Tax appeals swamp U.S. cities and towns as property prices plunge!
NEW YORK - December 8, 2010 - A fiscal flood that threatens to swamp local government budgets across the U.S. overflows from file cabinets in the office of Patty Halm, chair of the Michigan Tax Tribunal.
The backlog of cases from taxpayers seeking to lower property-tax bills of more than $100,000 shot up to 14,236 this year from an annual average of about 6,000 during the past decade. The backlog of smaller claims was at 28,558 at the end of September, eight times higher than a decade ago, according to records at the tribunal, a Lansing-based administrative court.
From Los Angeles to Atlantic City, the New Jersey gambling resort whose credit rating Moody’s Investors Service cut by three levels last month, property owners are demanding lower taxes after real-estate values plunged. The disputes over billions in dollars come as municipalities are already slashing services such as police and fire protection and may depress revenue further as communities try to recover from the longest Depression since the 1930s. In Michigan, governor-elect Rick Snyder warned that hundreds of towns face financial crises.

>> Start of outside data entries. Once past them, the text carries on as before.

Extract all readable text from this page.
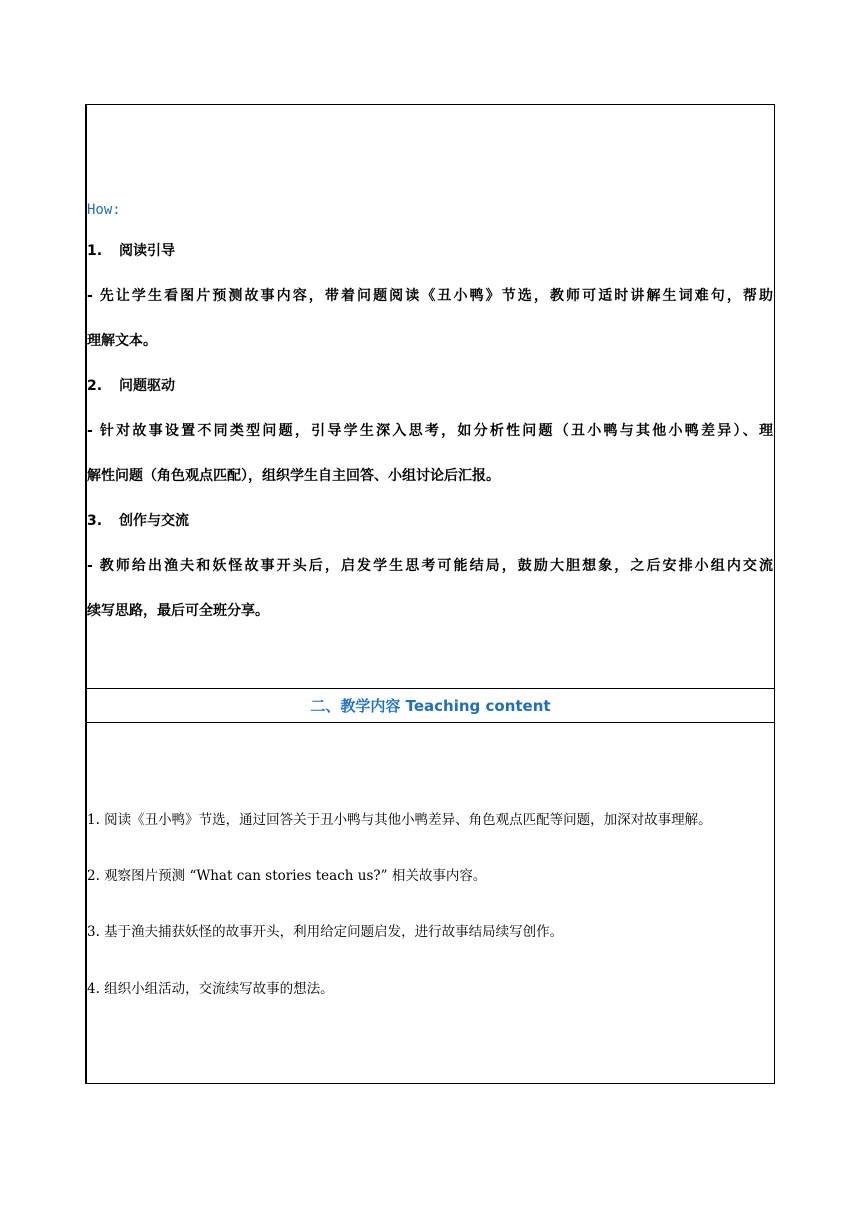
How:
1. 阅读引导
- 先让学生看图片预测故事内容，带着问题阅读《丑小鸭》节选，教师可适时讲解生词难句，帮助
理解文本。
2. 问题驱动
- 针对故事设置不同类型问题，引导学生深入思考，如分析性问题（丑小鸭与其他小鸭差异）、理
解性问题（角色观点匹配），组织学生自主回答、小组讨论后汇报。
3. 创作与交流
- 教师给出渔夫和妖怪故事开头后，启发学生思考可能结局，鼓励大胆想象，之后安排小组内交流
续写思路，最后可全班分享。
二、教学内容 Teaching content
1. 阅读《丑小鸭》节选，通过回答关于丑小鸭与其他小鸭差异、角色观点匹配等问题，加深对故事理解。
2. 观察图片预测 “What can stories teach us?” 相关故事内容。
3. 基于渔夫捕获妖怪的故事开头，利用给定问题启发，进行故事结局续写创作。
4. 组织小组活动，交流续写故事的想法。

“We’re just getting swamped,” said Halm, 54, who was appointed in 2003. “We’re constantly buying new file cabinets to hold all the cases. We even have six surplus file cabinets in the courtroom.”
U.S. home prices are 30% percent below their peak of April 2006, according to the seasonally adjusted S&P/Case-Shiller index of property values in 20 cities. They may drop 10% more, Greg Lippmann, a founder of New York-based LibreMax Capital LLC, said December 2 at the Hedge Funds New York Conference hosted by Bloomberg Link.